Price: $1.99 / £1.49
Size: 1.12 GB
Platform: iPhone / iPad
Developer: Super Powerboy
It’s hard enough to break through the daily influx of games – the App Store’s most popular category – especially for a new developer. However, despite being another Endless Runner-style platformer, the team behind this game has broken through thanks to its headline-grabbing artwork and design, leaving some reviewers already comparing the art style to major animation studio Pixar.
But, as less successful animation houses might know, it’s not all about looks. Can Super Powerboy nail the characterization and story, too? Spoiler alert: Not quite.
First, let’s introduce the game a little more. You control the titular Super Powerboy, an innocent enough looking kid who, after aliens invade, has to save the planet. The game takes place over 45 levels in 5 locations, following Powerboy as he makes his way through the suburbs and into the city, facing numerous robotic and alien-like foes along the way.
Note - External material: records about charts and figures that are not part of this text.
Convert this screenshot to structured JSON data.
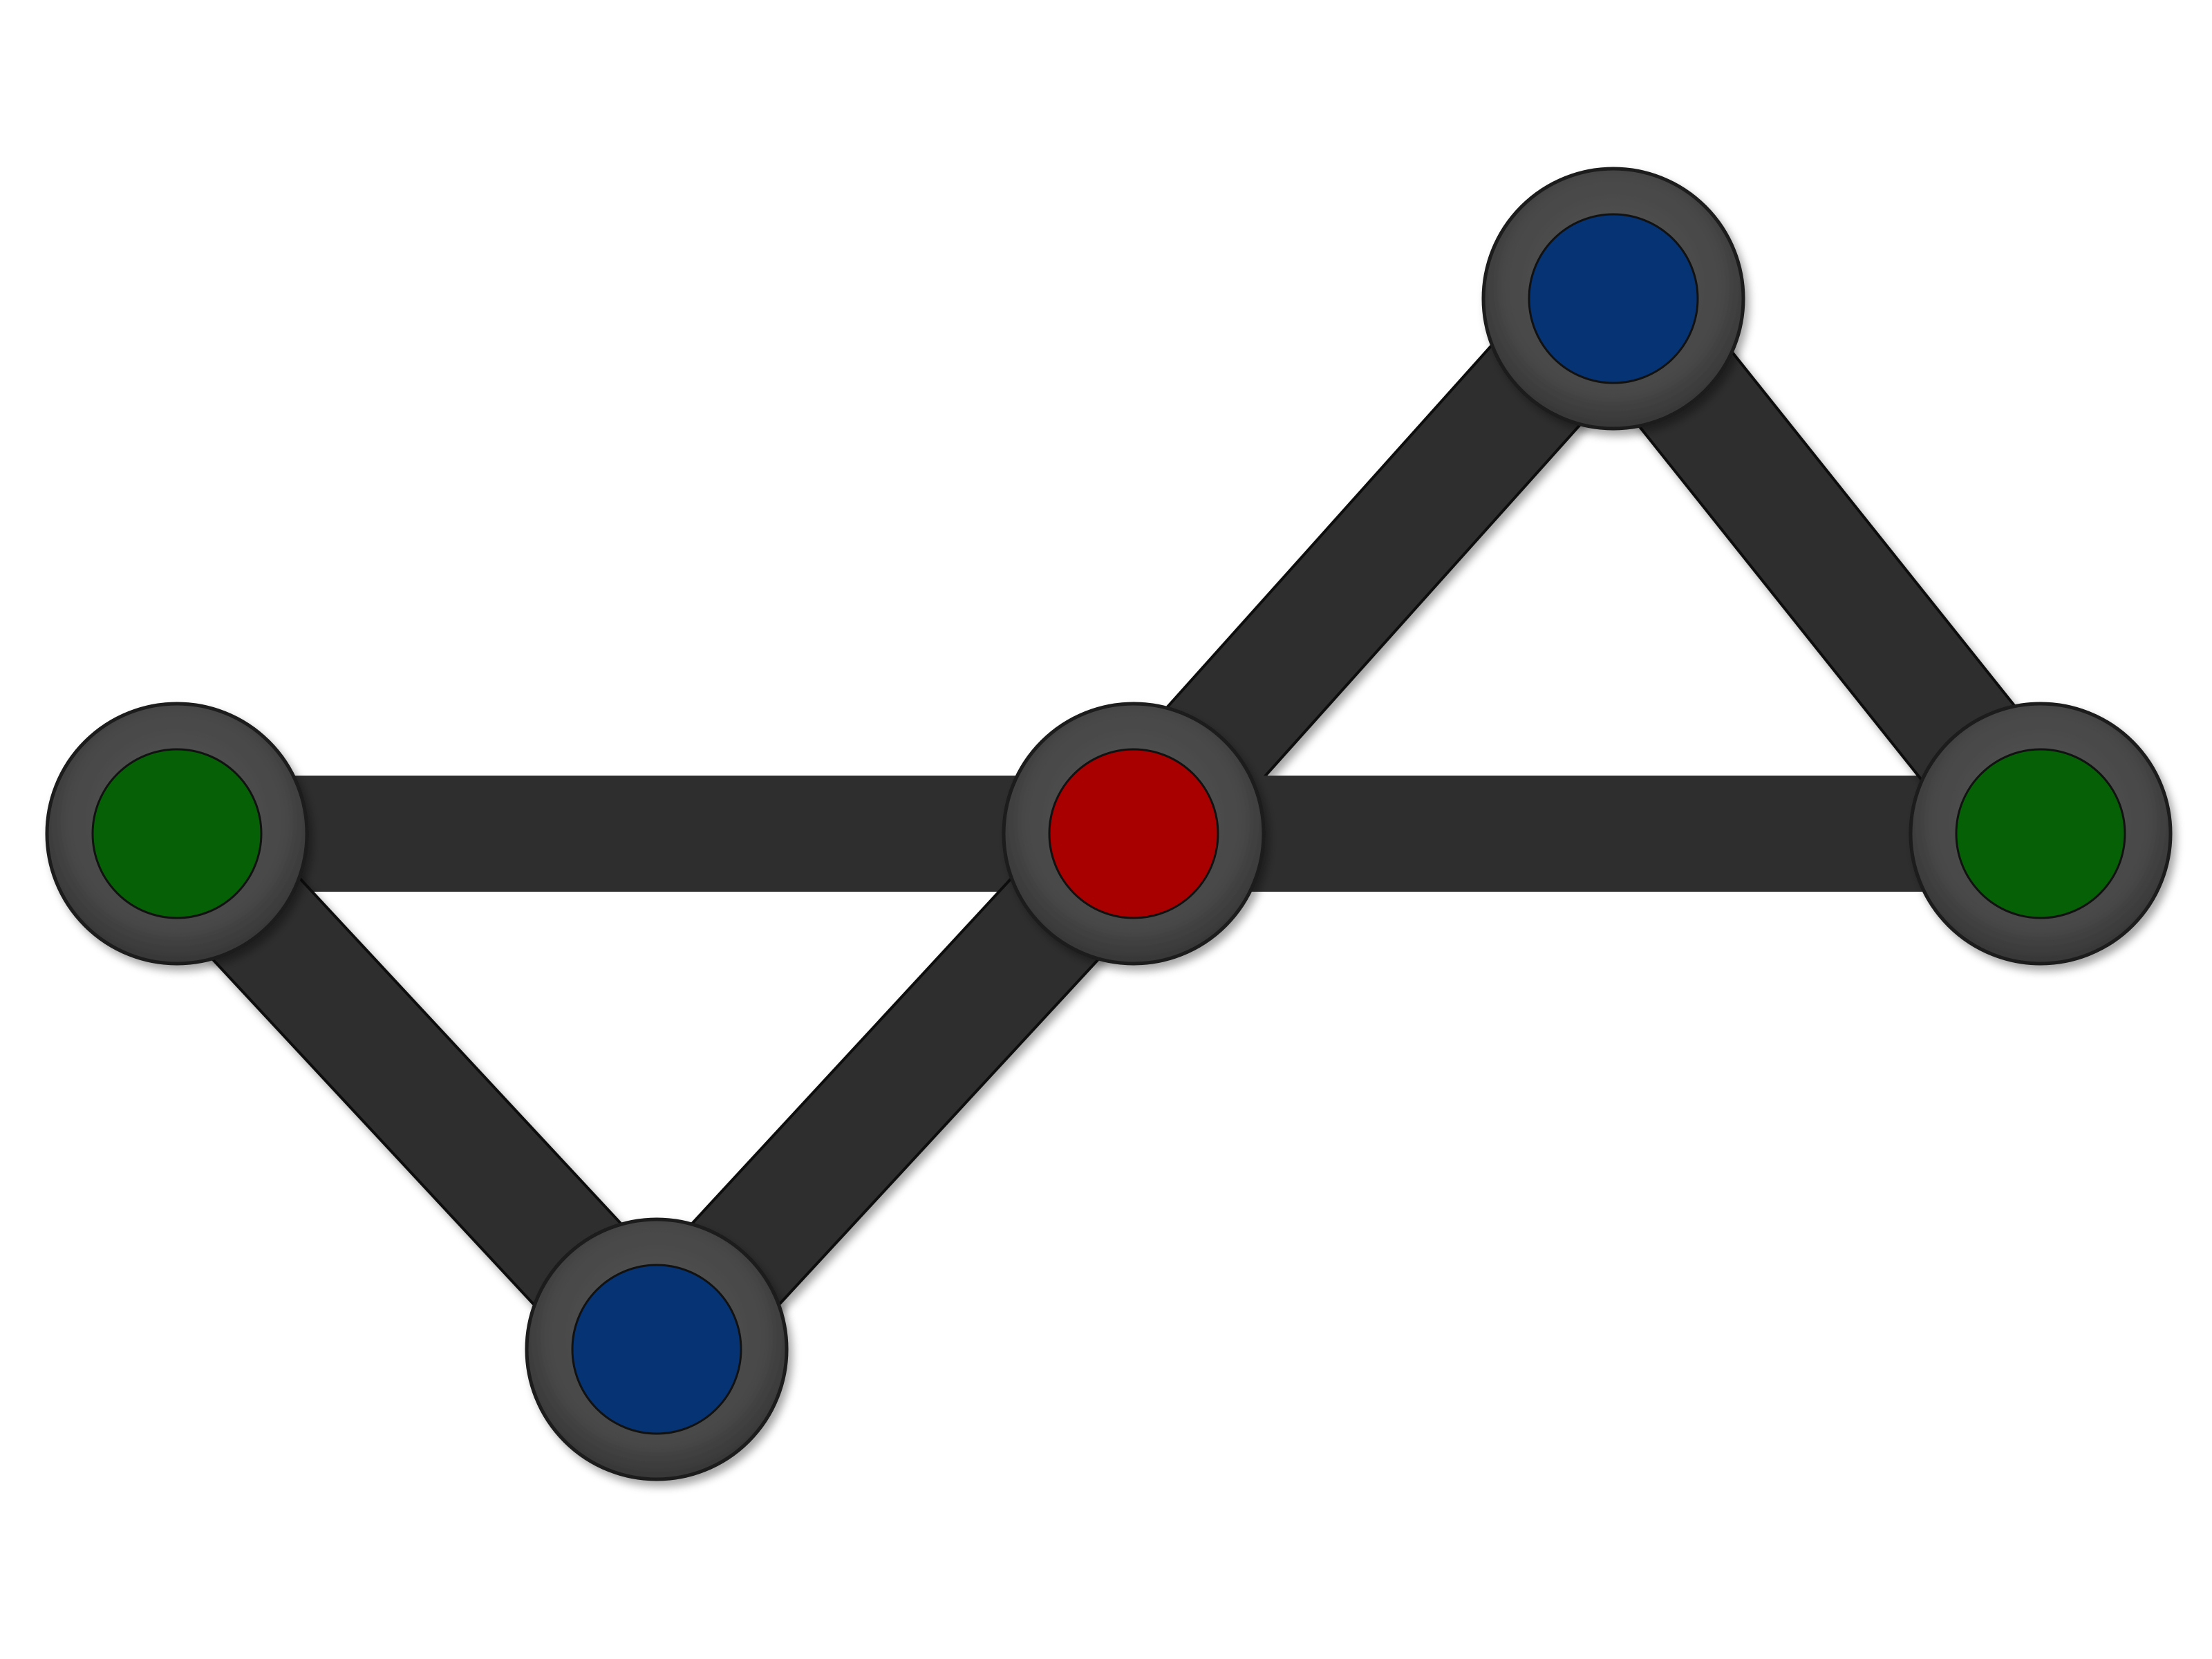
{
  "graph": {
    "nodes": [
      {
        "id": "n-left",
        "color_name": "green",
        "color": "#066006"
      },
      {
        "id": "n-bottom",
        "color_name": "blue",
        "color": "#063373"
      },
      {
        "id": "n-center",
        "color_name": "red",
        "color": "#a80000"
      },
      {
        "id": "n-top",
        "color_name": "blue",
        "color": "#063373"
      },
      {
        "id": "n-right",
        "color_name": "green",
        "color": "#066006"
      }
    ],
    "edges": [
      {
        "from": "n-left",
        "to": "n-center"
      },
      {
        "from": "n-left",
        "to": "n-bottom"
      },
      {
        "from": "n-bottom",
        "to": "n-center"
      },
      {
        "from": "n-center",
        "to": "n-top"
      },
      {
        "from": "n-center",
        "to": "n-right"
      },
      {
        "from": "n-top",
        "to": "n-right"
      }
    ],
    "style": {
      "edge_color": "#2e2e2e",
      "edge_outline": "#111111",
      "ring_color": "#474747",
      "ring_edge": "#1a1a1a",
      "background": "#ffffff"
    }
  }
}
One of the best features of the game is its measured progression. It’s traditional for mobile games to introduce controls and abilities gradually rather than the old console approach of reading a manual like some kind of primitive beast, but in Powerboy, it doesn’t overwhelm, eeking out new abilities over multiple levels and zones rather than just the first few. You receive these gameplay upgrades every couple of levels, and they include things like double jumps, a power glove for punching your way out of trouble, and diving or climbing.
While this makes it far easier to remember controls, there’s also a sense that it’s there to cover up the fact the levels are relatively short, samey and really rather easy.
The idea is to collection shards of crystals, power-ups, and destroy enemies as per that levels missions, but really, little changes. Again, the artwork here plays a key role – some levels take place at night, during the day, even at sunset, and the locations change too, but really, you’re still jumping or grinding along the same kinds of obstacles, facing the same kinds of bad guys.
This may seem like we could be describing any platform game, but when the bar is set so high in other parts of the game, if others are lacking, it shows. Elsewhere, the number of menus can also get tedious. If you die during the level and have to start again, rather than simply respawning, you have to face Powerboy’s disappointed face and tap a button to retry, before experiencing another loading screen before starting the level again. In terms of usability and quick-fire play many mobile games employ, it ends up making the game feel slow. It’s the same when moving between levels, which are simply too short to warrant such time messing around with menus.
However, the gameplay itself is very fluid. The controls require you to make various swipes and taps for different moves, and although there’s a little too much focus on the left side of the screen, it remains responsive and easy to use.
Powerboy is a great looking title, but the gameplay isn’t challenging and leaves a little more to be desired. Having said that, it really is a kids game – in terms of difficulty, approach, loud menu splashes and super-exciting and over-the-top power-ups. We should have probably ascertained from the Pixar-style approach that this title might be firmly aimed at kids. But isn’t a key part of Pixar’s success that it appeals to kids and adults alike? Super Power-Boy is a decent title, but we just wish it lived up to its initial reviews.